Decision making is such a rich discipline that it is often considered in relative isolation, leading to entire fields devoted to specialized aspects and domains. Decision making under uncertainty can be better understood through the prism of general theories of cognition, constrained by representations and mechanisms developed to account for the much broader range of human activities (Anderson and Lebiere, 2003). This argument is an elaboration of Simon's bounded rationality (e.g., Simon, 1957) approach to constraining the rationality of optimal decision making by the cognitive limitations of the decision maker. Further, those cognitive limitations, and more generally the entire decision making process, should be modeled in a computational framework that captures in detail not only the cognitive mechanisms and representations involved (Newell, 1990) but also motivational processes (Kruglanski et al., 2007; Kruglanski and Gigerenzer, 2011) as well as perceptual (especially attentional) and motor processes (Card et al., 1983) to reflect the constraints of the task environment. Finally, decision making involves not simply raw cognitive processes but also knowledge and strategies on how to approach the problem (Gigerenzer et al., 1999). Fortunately, unified theories of cognition enable the representation of declarative and procedural knowledge constructs in a way that interacts with the constraints of the cognitive and perceptual processes to provide a rich account of performance in the task. Providing a detailed but unified computational account of those factors and their interaction across a wide range of tasks is essential for a deeper understanding of human decision making under uncertainty, as it involves general cognitive processes that are not limited to specific paradigms but take place across all human activities.
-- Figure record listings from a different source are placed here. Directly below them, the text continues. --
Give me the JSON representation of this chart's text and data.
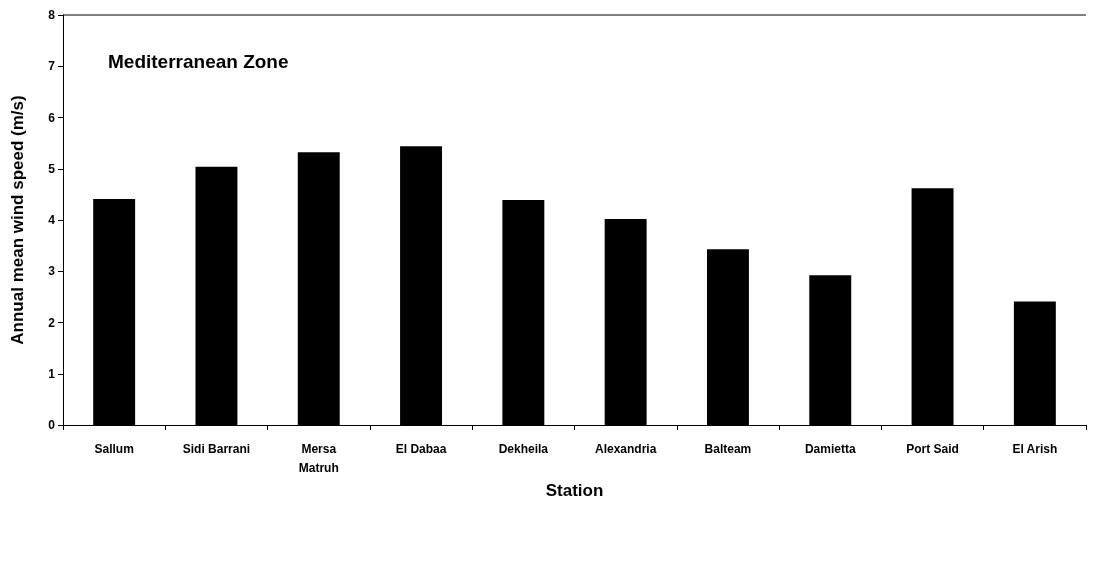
{
  "chart_data": {
    "type": "bar",
    "annotations": [
      "Mediterranean Zone"
    ],
    "xlabel": "Station",
    "ylabel": "Annual mean wind speed (m/s)",
    "categories": [
      "Sallum",
      "Sidi Barrani",
      "Mersa\nMatruh",
      "El Dabaa",
      "Dekheila",
      "Alexandria",
      "Balteam",
      "Damietta",
      "Port Said",
      "El Arish"
    ],
    "values": [
      4.41,
      5.04,
      5.32,
      5.44,
      4.39,
      4.02,
      3.43,
      2.92,
      4.62,
      2.41
    ],
    "color": "#000000",
    "ylim": [
      0,
      8
    ],
    "yticks": [
      0,
      1,
      2,
      3,
      4,
      5,
      6,
      7,
      8
    ],
    "grid": false
  }
}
We illustrate those points by briefly describing a number of instances of our recent line of research in models of decision making. In particular, we want to highlight the importance of applying the same modeling approach to widely different paradigms of decision making (including domains that are not usually considered part of decision making) in order to bring the maximum force of converging constraints onto the problem. Indeed, the main issue with many decision making tasks is not that they are too difficult to model, but instead that too many distinct models provide roughly equivalent accounts of the data, making it hard to determine which provide a fundamental understanding of human decision making processes and which are merely well-fitted parametric descriptions of human performance.